After the second night at Goliad, Benjamin and I started to make the remainder of the journey alone. We reached Corpus Christi just in time to avoid “absence without leave.” We met no one not even an Indian–during the remainder of our journey, except at San Patricio. A new settlement had been started there in our absence of three weeks, induced possibly by the fact that there were houses already built, while the proximity of troops gave protection against the Indians. On the evening of the first day out from Goliad, we heard the most unearthly howling of wolves, directly in our front. The prairie grass was tall and we could not see the beasts, but the sound indicated that they were near. To my ear, it appeared that there must have been enough of them to devour our party, horses and all, at a single meal. The part of Ohio that I hailed from was not thickly settled, but wolves had been driven out long before I left. Benjamin was from Indiana, still less populated, where the wolf yet roamed over the prairies. He understood the nature of the animal and the capacity of a few to make believe there was an unlimited number of them. He kept on towards the noise, unmoved. I followed in his trail, lacking moral courage to turn back and join our sick companion. I have no doubt that if Benjamin had proposed returning to Goliad, I would not only have “seconded the motion” but have suggested that it was very hard-hearted in us to leave Augur sick there in the first place; but Benjamin did not propose turning back. When he did speak it was to ask: “Grant, how many wolves do you think there are in that pack?” Knowing where he was from, and suspecting that he thought I would over-estimate the number, I determined to show my acquaintance with the animal by putting the estimate below what possibly could be correct and answered: “Oh, about twenty,” very indifferently and rode on.
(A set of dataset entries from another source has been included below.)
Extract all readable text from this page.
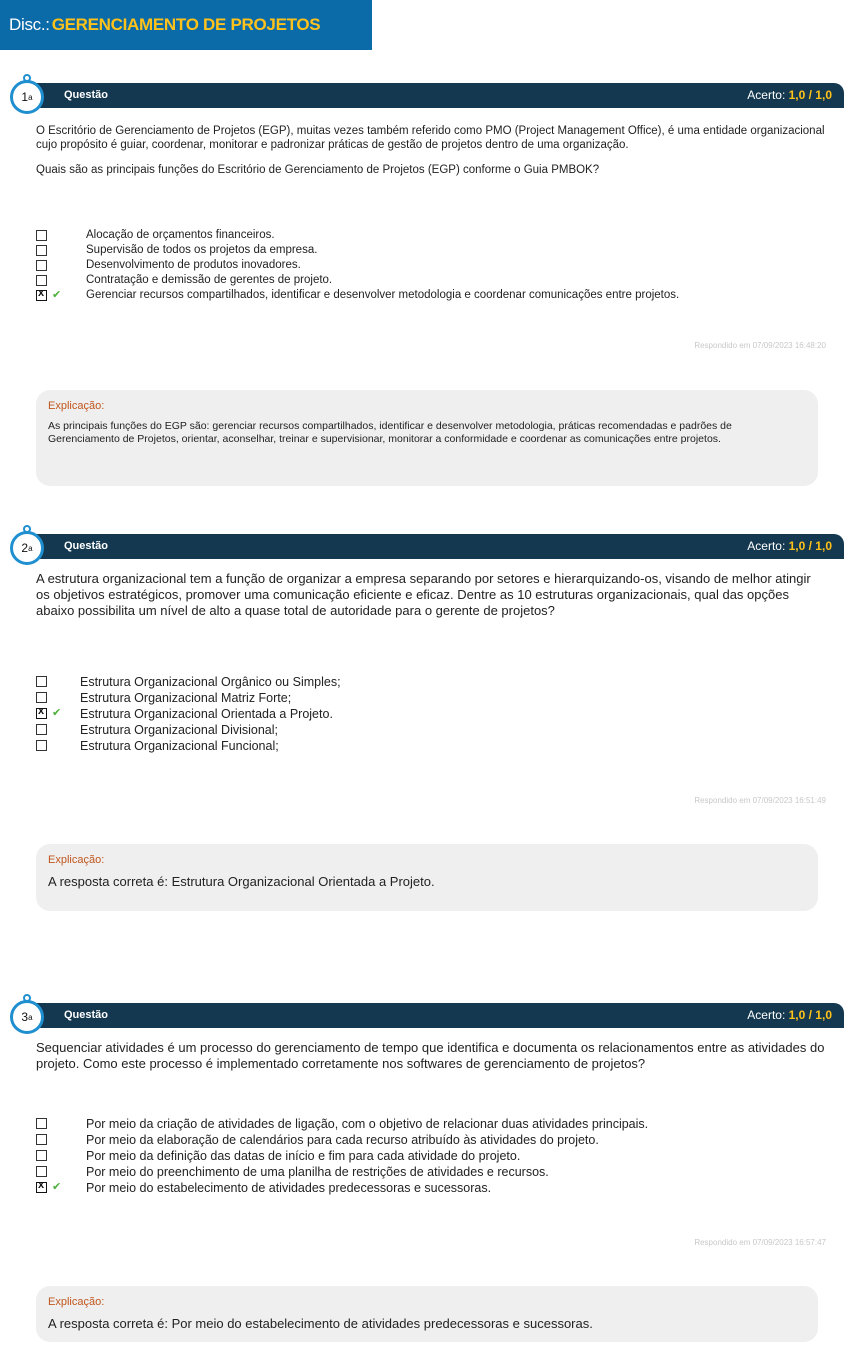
Disc.: GERENCIAMENTO DE PROJETOS
Questão	Acerto: 1,0 / 1,0
1 a

O Escritório de Gerenciamento de Projetos (EGP), muitas vezes também referido como PMO (Project Management Office), é uma entidade organizacional cujo propósito é guiar, coordenar, monitorar e padronizar práticas de gestão de projetos dentro de uma organização.

Quais são as principais funções do Escritório de Gerenciamento de Projetos (EGP) conforme o Guia PMBOK?

Alocação de orçamentos financeiros.
Supervisão de todos os projetos da empresa.
Desenvolvimento de produtos inovadores.
Contratação e demissão de gerentes de projeto.
x
✔ Gerenciar recursos compartilhados, identificar e desenvolver metodologia e coordenar comunicações entre projetos.
Respondido em 07/09/2023 16:48:20
Explicação:
As principais funções do EGP são: gerenciar recursos compartilhados, identificar e desenvolver metodologia, práticas recomendadas e padrões de Gerenciamento de Projetos, orientar, aconselhar, treinar e supervisionar, monitorar a conformidade e coordenar as comunicações entre projetos.
Questão	Acerto: 1,0 / 1,0
2 a

A estrutura organizacional tem a função de organizar a empresa separando por setores e hierarquizando-os, visando de melhor atingir os objetivos estratégicos, promover uma comunicação eficiente e eficaz. Dentre as 10 estruturas organizacionais, qual das opções abaixo possibilita um nível de alto a quase total de autoridade para o gerente de projetos?

Estrutura Organizacional Orgânico ou Simples;
Estrutura Organizacional Matriz Forte;
x
✔ Estrutura Organizacional Orientada a Projeto.
Estrutura Organizacional Divisional;
Estrutura Organizacional Funcional;
Respondido em 07/09/2023 16:51:49
Explicação:
A resposta correta é: Estrutura Organizacional Orientada a Projeto.
Questão	Acerto: 1,0 / 1,0
3 a

Sequenciar atividades é um processo do gerenciamento de tempo que identifica e documenta os relacionamentos entre as atividades do projeto. Como este processo é implementado corretamente nos softwares de gerenciamento de projetos?

Por meio da criação de atividades de ligação, com o objetivo de relacionar duas atividades principais.
Por meio da elaboração de calendários para cada recurso atribuído às atividades do projeto.
Por meio da definição das datas de início e fim para cada atividade do projeto.
Por meio do preenchimento de uma planilha de restrições de atividades e recursos.
x
✔ Por meio do estabelecimento de atividades predecessoras e sucessoras.
Respondido em 07/09/2023 16:57:47
Explicação:
A resposta correta é: Por meio do estabelecimento de atividades predecessoras e sucessoras.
In a minute we were close upon them, and before they saw us. There were just TWO of them. Seated upon their haunches, with their mouths close together, they had made all the noise we had been hearing for the past ten minutes. I have often thought of this incident since when I have heard the noise of a few disappointed politicians who had deserted their associates. There are always more of them before they are counted.